Second, if you get your VOIP through Comcast, does this mean they can't eliminate your service completely if you go over their bandwidth cap? This one, I'm a little uncertain about. I don't know if it's possible to get Comcast phone without Comcast internet. Maybe you can, and maybe the 1 year ban on Comcast service only applies to the internet service and not phone (or TV for that matter). I don't know about this one.

Third, and most important I think: if telephone service is a utility, and its function is directly dependent on internet service (as is the case of VOIP), how is internet service not a utility? I suppose one could argue that service could still be provided by the copper wires still in place left by US West Qwest CenturyLink, but I'm not so sure; not only are those lines disconnected (as evidenced by my complete loss of dial tone when Comcast VOIP was down), but it wouldn't explain why Comcast seems so concerned when their dial tone is not being provided. By failing or refusing to provide the service that telephone depends on (when the internet is down, or Comcast cuts you off for so-called "excessive use"), Comcast effectively cuts off your access to a utility. It would seem that they should either be obligated to provide your service, or re-connect your copper lines to get at least emergency dial tone service restored as soon as possible.

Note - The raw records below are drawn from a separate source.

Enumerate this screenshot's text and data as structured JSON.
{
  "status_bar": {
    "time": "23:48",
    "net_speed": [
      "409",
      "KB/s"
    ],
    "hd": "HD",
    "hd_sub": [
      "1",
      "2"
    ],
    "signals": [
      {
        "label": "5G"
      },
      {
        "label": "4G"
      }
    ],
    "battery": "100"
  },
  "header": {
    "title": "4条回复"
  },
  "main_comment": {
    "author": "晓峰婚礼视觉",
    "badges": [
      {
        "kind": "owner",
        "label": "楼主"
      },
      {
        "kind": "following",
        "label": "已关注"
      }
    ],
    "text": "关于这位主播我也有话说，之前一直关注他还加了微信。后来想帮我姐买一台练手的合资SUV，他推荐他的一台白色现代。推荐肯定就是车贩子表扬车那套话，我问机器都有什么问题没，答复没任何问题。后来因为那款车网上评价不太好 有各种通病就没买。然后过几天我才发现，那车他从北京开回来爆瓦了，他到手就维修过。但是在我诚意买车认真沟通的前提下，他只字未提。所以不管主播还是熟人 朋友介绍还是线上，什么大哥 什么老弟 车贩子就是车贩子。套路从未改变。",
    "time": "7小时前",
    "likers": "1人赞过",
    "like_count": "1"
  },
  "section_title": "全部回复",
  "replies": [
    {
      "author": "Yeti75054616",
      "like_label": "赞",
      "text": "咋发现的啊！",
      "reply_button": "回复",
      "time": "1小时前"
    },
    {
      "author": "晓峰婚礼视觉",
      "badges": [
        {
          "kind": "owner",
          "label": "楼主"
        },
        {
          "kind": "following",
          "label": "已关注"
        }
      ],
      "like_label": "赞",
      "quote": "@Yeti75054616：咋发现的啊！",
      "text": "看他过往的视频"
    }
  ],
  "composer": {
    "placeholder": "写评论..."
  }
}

Now, a hype and gripe about Comcast service. First, the gripe: when the tech came out to fix our service, the modem was getting an inconsistent signal, so he decided to replace the (leased) modem with a newer model. The new model, an SMC model SMCD3GNV, had some extra features, like a built-in router with four gigabit ethernet ports and a WiFi access point. While this might be convenient for some, it was not for me. I already had a Linux server acting as my home router, and I had my own WiFi access points configured for my home network. I did not want an extra level of NAT or another WiFi network, even if I never used it. Unfortunately, the ability to either disable NAT or turn off WiFi were not available in the modem's UI. Doing a little internet searching, I found that this was a common complaint. While I was able to set up a serviceable alternative by putting my server in the router's DMZ, I still was not happy with the double-NAT, and I definitely was not comfortable with the enabled WiFi.

Now, the hype. The Comcast tech, Justin, promised he would ask his more experienced techs about this the next morning and find a solution for me. In the meantime, my internet searches pointed to the fact that some of these "advanced" configurations could (only) be done by Comcast remotely, and contacting the Twitter account @ComcastCares can get the WiFi turned off. I also came across a recommendation to contact an admin on the Comcast forums. I did both. As I was composing my message to the forum admin, I got a reply from someone monitoring @ComcastCares, who, after getting my service phone number, promised to have a tech take care of it in the morning.

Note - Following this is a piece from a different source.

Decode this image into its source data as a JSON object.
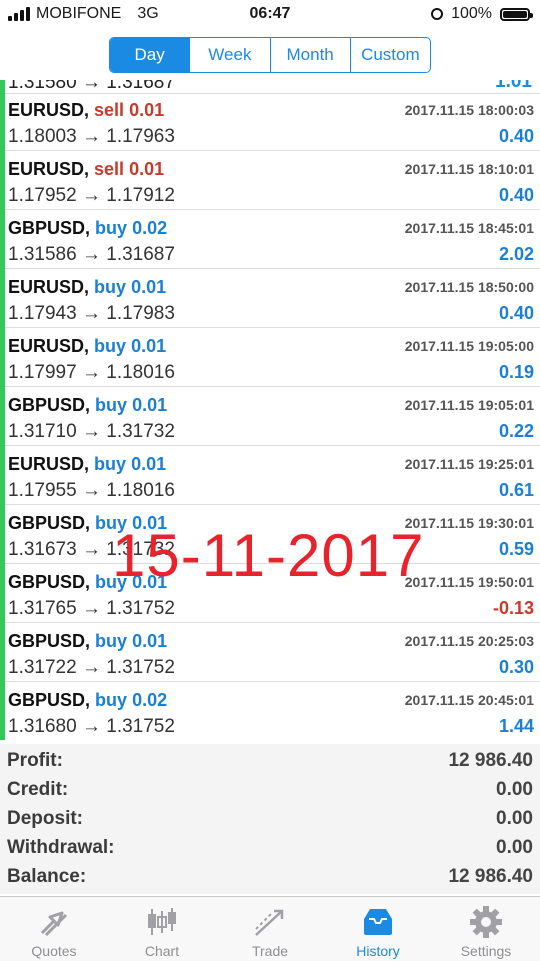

The next morning, I saw a reply from @ComcastCares saying they had turned the WiFi off. I then saw a slightly later reply from the forum admin, saying the WiFi had already been turned off, but he put the modem into bridging mode, and that I should be able to control everything from my own router again. Since I was already at work, I had to call my wife and walk her through the steps to reset networking on the Linux server, and as soon as she did and networking came back up, everything was back to normal.

I called Justin (who had left me his cell number) to let him know we were ok, and he thanked me for the call, as he had talked with techs in his office about the issue (and their frustrations at not being able to change these settings themselves), and was preparing to make another trip out to simply replace that modem with one that didn't try to do everything for me.

Kind of a crappy situation brought on by Comcast's own choice in modems and firmware with inaccessible configuration settings, but the three people involved were willing and able to work through it to get me what I wanted.